Some planning commission members said they would have liked Hello Bistro to incorporate distinctive elements of the existing Diner façade.
‘It’s a token of an era, which on a main street like ours is kind of an important thing,’ said commission Vice-Chair Anita Genger. ‘I realize you have challenges but if you could do something with the façade to make it more diner-looking that would be popular with the locals and an asset to the main street if that could in some way be done.’
Jon Eich said the Diner façade is ‘iconic’ and the proposed replacement does not differentiate it from other buildings.

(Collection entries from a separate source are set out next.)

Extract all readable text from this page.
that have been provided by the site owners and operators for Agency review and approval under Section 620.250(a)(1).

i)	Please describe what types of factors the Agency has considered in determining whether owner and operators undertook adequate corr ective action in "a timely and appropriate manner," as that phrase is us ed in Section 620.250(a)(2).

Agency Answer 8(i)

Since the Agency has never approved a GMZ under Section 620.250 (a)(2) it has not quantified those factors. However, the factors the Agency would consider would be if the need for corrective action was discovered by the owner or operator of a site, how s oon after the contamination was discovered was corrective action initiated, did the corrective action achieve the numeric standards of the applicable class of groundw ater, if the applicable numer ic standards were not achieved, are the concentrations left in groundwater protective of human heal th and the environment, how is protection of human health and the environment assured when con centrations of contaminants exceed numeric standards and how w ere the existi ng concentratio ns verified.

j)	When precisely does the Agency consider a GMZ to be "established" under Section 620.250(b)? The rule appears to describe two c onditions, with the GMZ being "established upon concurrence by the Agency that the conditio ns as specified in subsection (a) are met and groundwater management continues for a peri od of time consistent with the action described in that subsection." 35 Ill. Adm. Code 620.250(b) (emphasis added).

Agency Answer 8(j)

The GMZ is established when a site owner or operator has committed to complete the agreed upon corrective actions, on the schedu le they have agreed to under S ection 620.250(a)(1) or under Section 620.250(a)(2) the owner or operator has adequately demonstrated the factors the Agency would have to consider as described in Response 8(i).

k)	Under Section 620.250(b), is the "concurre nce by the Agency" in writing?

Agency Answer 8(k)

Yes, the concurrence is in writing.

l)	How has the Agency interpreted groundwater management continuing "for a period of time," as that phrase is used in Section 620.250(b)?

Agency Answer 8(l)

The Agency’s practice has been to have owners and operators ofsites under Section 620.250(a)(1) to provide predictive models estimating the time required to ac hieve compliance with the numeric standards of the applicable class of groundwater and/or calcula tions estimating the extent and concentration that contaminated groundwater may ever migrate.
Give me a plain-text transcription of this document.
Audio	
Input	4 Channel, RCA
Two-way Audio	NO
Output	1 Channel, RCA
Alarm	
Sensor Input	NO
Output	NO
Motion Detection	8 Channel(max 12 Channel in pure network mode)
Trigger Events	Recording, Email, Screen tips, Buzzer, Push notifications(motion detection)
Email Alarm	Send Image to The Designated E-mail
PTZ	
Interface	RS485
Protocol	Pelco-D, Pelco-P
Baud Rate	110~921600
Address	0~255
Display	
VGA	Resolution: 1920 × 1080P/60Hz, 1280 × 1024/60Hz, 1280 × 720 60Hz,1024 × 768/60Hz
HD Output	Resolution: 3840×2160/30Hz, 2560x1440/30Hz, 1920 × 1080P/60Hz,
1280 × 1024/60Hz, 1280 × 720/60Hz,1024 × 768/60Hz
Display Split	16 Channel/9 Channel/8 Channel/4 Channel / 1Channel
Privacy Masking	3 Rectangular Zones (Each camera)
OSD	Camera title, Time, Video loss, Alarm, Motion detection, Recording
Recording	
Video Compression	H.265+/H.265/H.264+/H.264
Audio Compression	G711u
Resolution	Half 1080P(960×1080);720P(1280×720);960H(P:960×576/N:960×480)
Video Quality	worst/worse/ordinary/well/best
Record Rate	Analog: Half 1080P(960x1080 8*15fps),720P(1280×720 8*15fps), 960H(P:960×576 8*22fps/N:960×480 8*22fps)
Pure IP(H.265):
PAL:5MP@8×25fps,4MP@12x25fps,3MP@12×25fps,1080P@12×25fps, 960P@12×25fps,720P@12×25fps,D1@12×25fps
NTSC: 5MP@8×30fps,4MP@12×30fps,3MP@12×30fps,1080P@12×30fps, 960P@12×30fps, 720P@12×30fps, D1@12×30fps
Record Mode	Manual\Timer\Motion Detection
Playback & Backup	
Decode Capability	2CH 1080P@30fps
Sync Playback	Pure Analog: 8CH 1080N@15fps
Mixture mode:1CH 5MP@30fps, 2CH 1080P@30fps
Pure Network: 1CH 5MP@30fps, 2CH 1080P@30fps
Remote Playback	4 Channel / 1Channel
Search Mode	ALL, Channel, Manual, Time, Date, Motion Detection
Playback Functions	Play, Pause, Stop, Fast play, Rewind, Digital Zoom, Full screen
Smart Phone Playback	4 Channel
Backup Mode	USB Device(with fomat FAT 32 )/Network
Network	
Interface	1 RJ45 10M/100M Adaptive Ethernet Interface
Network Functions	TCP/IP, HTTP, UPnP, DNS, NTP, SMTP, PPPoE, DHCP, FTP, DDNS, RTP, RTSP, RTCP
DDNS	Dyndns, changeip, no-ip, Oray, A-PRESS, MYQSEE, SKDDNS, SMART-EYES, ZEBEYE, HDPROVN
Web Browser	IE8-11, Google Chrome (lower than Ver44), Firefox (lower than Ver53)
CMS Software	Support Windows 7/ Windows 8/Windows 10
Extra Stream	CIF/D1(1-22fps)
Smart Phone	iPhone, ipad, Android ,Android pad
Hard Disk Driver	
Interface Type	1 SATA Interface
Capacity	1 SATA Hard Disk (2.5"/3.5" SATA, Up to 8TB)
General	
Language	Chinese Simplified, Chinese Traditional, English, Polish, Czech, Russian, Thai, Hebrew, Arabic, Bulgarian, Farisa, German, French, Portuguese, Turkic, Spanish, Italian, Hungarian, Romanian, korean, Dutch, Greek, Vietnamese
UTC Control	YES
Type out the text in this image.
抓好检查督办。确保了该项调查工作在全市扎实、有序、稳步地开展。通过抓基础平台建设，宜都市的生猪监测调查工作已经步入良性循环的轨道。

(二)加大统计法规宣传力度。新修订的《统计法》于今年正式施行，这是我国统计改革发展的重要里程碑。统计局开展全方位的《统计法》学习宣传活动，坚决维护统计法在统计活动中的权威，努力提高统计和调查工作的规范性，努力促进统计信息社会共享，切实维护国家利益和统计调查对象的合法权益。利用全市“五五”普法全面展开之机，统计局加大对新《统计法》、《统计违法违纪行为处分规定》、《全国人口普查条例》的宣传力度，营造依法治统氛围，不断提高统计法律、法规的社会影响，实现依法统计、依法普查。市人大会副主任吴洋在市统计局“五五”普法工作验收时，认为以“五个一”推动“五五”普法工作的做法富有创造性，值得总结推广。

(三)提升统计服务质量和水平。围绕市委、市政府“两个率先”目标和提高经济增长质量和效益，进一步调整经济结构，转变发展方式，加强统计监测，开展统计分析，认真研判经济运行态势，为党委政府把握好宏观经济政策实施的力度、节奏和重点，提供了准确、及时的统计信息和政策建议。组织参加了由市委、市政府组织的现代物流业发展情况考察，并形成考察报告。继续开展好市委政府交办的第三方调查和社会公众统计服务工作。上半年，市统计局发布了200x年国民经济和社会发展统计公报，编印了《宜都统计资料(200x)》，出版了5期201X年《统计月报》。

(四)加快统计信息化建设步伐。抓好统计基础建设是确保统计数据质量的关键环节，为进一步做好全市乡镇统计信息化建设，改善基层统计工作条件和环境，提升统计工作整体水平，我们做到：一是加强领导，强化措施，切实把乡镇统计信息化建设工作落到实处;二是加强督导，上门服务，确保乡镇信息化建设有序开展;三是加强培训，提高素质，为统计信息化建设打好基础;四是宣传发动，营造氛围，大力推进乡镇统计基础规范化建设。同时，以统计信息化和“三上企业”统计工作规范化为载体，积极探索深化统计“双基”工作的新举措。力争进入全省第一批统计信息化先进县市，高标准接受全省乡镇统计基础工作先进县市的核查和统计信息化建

‘I’m glad you’re making the improvements behind the façade and I’m glad to see this business coming into town, but I think you’re making a mistake,’ Eich said. ‘You have to realize this is a tourist community with people that have roots here that go back to when they were in school. I think if you did something to maintain the aluminum portion of the façade, even just build something over it to meet the other portions of your plan it would help increase traffic to your business.’
Scott Dutt, however, said it did not appear there was that much affinity among the community for The Diner.
‘If people really cared about the Diner, they would have supported it while it was here,’ he said.
Charles Dumas added that while older Penn State alumni had a connection to The Diner, it did not seem to be much of an attraction for newer generations of students.
‘I agree if it had been that supported it would still be The Diner,’ Dumas said.
Dunmire said that Eat’n Park officials did discuss whether they should maintain the façade in some way, adding that the company employs many Penn State graduates and that its chairman is James Broadhurst, an alumnus and longtime Penn State trustee.
The chrome façade also was not a part of the original diner and was a ‘more recent variation,’ Dunmire said. Hello Bistro’s menu and atmosphere also are not what one would expect from a chrome-façade diner, he said.
‘It has a different kind of energy and a different kind of feel than a chrome diner,’ he said. ‘Because of that menu change we wanted to pull away from that so the student population wouldn’t necessarily associate us with a chrome diner.’
According to the development plan, the restaurant will have seating for 89 people. A spokesperson previously said Hello Bistro will employ 40 to 50 people. An opening date has not yet been announced.
“We believe we will have a sustained and involved presence in State College,” Patrick Auth, director of corporate real estate for Eat’n Park, said at the planning commission meeting.
Planning commission voted 5-1 to forward the plan to State College Borough Council, which will decide on approval. Anne Messner, senior planner, said that the Design Review Board previously offered comments similar to planning commission’s and that both will be included in her comment letter to council.
Hello Bistro won’t be the only new business on the 100 block of West College Avenue. Snap Custom Pizza opened in the former Herwig’s Austrian Bistro in September. Next door to Hello Bistro, Pittsburgh-based BRGR plans to open a restaurant in the bank building at 122 W. College Ave., last occupied by Citizens Bank.